While speaking to James Corden on "The Late Late Show" in 2022, Tyler gushed about the event. She even proudly admitted to the talk show host that she had been to Comic-Con 11 times!

She prioritizes mental health and wellness

Self-care is of mandatory importance in today's day and age. Fortunately, many of us have been prioritizing our mental health and well-being more than ever before. Aisha Tyler has always been vocal about raising awareness for mental health issues, and she even took to Instagram on World Mental Health Day to share statistics regarding the subject with her followers.

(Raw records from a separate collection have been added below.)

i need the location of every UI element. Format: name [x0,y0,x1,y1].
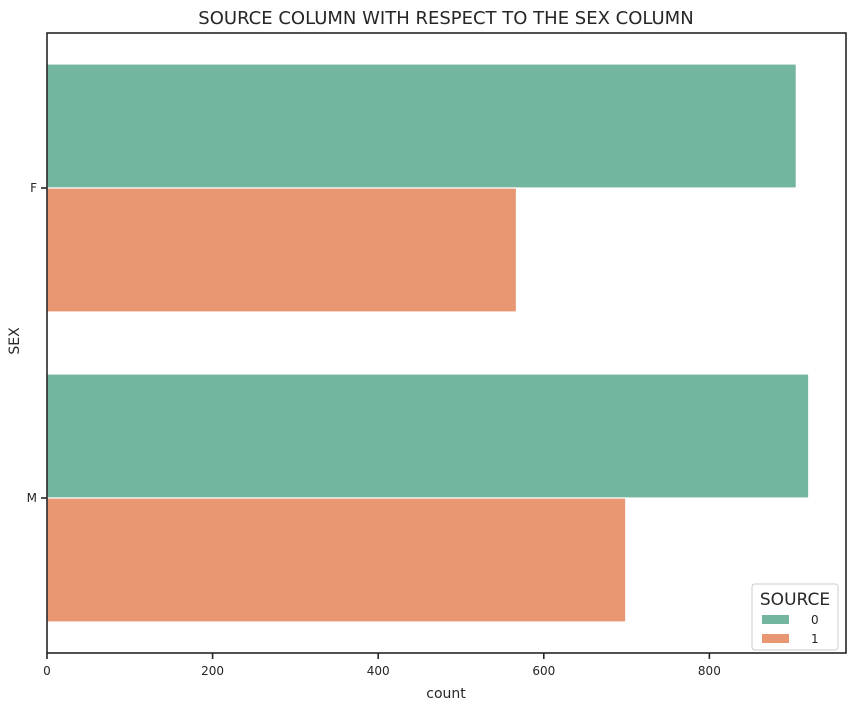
legend-title: SOURCE [760,590,830,610]
x-axis-ticks: 0 200 400 600 800 [43,653,721,678]
legend-box [751,583,839,651]
legend-label-0: 0 [811,613,819,627]
x-tick-label: 200 [201,664,224,678]
legend: SOURCE 01 [751,583,839,651]
y-tick-label: F [30,181,37,195]
y-axis-label: SEX [7,327,23,355]
bar-m-source-0 [46,373,810,499]
legend-swatch-1 [762,634,789,643]
bar-m-source-1 [46,497,627,623]
legend-entries: 01 [762,613,819,646]
x-tick-label: 400 [367,664,390,678]
x-tick-label: 0 [43,664,51,678]
x-axis-label: count [426,686,466,702]
plot-frame [46,32,847,654]
y-tick-label: M [27,491,37,505]
legend-label-1: 1 [811,632,819,646]
legend-swatch-0 [762,615,789,624]
chart-title: SOURCE COLUMN WITH RESPECT TO THE SEX CO… [198,8,693,29]
x-tick-label: 600 [532,664,555,678]
x-tick-label: 800 [698,664,721,678]
bar-f-source-1 [46,187,518,313]
bars-group [46,63,810,623]
bar-f-source-0 [46,63,797,189]
y-axis-ticks: FM [27,181,47,505]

The post, which was a graphic created by National Institute of Mental Health, read, "50% of all lifetime mental illnesses start by age 14."

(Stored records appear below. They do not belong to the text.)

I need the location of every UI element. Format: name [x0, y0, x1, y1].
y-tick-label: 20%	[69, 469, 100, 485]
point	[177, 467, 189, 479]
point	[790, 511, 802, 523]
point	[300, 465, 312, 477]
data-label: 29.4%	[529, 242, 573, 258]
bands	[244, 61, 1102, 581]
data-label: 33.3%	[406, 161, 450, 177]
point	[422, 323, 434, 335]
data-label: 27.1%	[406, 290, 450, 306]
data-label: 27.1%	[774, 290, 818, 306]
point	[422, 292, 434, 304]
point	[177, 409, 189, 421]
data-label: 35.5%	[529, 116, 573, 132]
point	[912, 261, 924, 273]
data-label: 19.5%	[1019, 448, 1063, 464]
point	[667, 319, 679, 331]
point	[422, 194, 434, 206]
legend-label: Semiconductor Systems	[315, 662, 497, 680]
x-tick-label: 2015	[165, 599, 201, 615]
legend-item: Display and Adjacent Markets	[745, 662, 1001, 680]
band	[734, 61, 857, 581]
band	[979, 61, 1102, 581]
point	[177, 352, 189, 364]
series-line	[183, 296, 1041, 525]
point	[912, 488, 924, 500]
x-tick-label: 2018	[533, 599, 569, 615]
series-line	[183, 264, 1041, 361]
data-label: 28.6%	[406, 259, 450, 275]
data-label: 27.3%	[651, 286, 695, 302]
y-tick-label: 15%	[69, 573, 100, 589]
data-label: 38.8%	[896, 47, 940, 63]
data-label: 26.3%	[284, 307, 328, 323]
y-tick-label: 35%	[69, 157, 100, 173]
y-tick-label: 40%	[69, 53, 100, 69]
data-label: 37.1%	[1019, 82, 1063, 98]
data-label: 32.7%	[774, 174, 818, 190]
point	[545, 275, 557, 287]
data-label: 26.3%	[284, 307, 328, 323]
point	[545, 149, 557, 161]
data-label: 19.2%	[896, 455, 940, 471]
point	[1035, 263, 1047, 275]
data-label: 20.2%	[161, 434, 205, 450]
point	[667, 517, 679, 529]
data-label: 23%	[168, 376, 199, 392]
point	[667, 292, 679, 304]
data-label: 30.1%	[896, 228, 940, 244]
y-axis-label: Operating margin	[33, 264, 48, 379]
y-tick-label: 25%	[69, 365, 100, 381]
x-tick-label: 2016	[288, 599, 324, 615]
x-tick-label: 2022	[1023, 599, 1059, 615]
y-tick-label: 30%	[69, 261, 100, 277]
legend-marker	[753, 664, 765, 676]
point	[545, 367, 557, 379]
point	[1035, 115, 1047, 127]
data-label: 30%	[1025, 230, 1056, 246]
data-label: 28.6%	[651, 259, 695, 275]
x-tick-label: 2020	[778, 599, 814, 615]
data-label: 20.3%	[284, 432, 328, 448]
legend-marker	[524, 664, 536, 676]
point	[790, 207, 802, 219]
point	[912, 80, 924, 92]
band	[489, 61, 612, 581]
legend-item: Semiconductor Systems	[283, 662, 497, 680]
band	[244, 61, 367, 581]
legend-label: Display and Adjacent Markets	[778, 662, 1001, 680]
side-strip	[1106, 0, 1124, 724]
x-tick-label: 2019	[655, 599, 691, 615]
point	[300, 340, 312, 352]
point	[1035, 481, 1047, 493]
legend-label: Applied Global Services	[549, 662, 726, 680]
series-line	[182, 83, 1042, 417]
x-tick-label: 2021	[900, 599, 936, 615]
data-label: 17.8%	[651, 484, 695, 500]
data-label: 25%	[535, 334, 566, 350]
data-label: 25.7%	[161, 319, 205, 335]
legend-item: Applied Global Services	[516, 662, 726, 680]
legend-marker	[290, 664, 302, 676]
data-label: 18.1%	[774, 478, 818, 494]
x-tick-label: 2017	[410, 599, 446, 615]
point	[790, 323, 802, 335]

Understanding the importance of taking care of oneself both physically and mentally, the former "Whose Line Is It Anyway?" star has let her fans in on her own self-care routine. While talking to Forbes, Tyler said, "I am focusing a lot more on rest. I just try to be better about making sure I get 8 hours of sleep and not feeling guilty about it." The actor wisely added, "I look at sleep and exercise as an aspect of my work."

If you or someone you know needs help with mental health, please contact the Crisis Text Line by texting HOME to 741741, call the National Alliance on Mental Illness helpline at 1-800-950-NAMI (6264), or visit the National Institute of Mental Health website.

The actor maintains close relationships with her past co-stars

While many people are quick to regard their co-workers as no more than the people that they work with, Aisha Tyler makes it a point to get to know her co-stars on a deeper level. When she becomes a part of an ensemble, Tyler has a habit of getting incredibly close with her co-stars. This was certainly the case with her stint on the beloved sitcom "Friends." Despite not being a series regular on the most popular sitcom in the world, Tyler explained in a behind-the-scenes interview that the castmates helped her feel right at home.

Adorably, despite it being decades since "Friends" aired, Tyler insists that she maintains strong relationships with the cast. "I'm quite close to several of the cast members," she revealed in an interview with "Access." 

Furthermore, she said on "Larry King Now" that she considers her former co-hosts on "The Talk" to be like family to her as well. "That was a show that was built on those friendships," she shared, referring to her incredibly tight bond with her co-hosts Sara Gilbert and Sharon Osbourne. "That was the most painful part of leaving the show. It wasn't the hour on air, it was the time that I had with those women off screen." Aww! Can someone start a petition to get Aisha Tyler back on "The Talk"?

What is the talented star up to these days?

Aisha Tyler is killing it in the entertainment world. When she's not busy making everyone's day at Comic-Con, Tyler is directing her own movies and TV episodes, which is something she is deeply passionate about. While we already know that she adds a certain sparkle on screen, she also offers a whole lot of talent behind the camera as well. And according to the "Friendsgiving" actor, she thinks it's important that we focus on having more diversity on sets, but not just when it comes to actors. "Diversity is not just about making sure you have a diverse cast. It is really about diversity behind the camera," she told Forbes. According to her IMDb page, Tyler has directed a handful of projects, including episodes on "The Walking Dead," "Criminal Minds," and "Roswell, New Mexico."

Keep an eye out for Tyler in new episodes of "Archer" and "Criminal Minds: Evolution." We can't wait to see what exciting new creative projects she will grace us with next!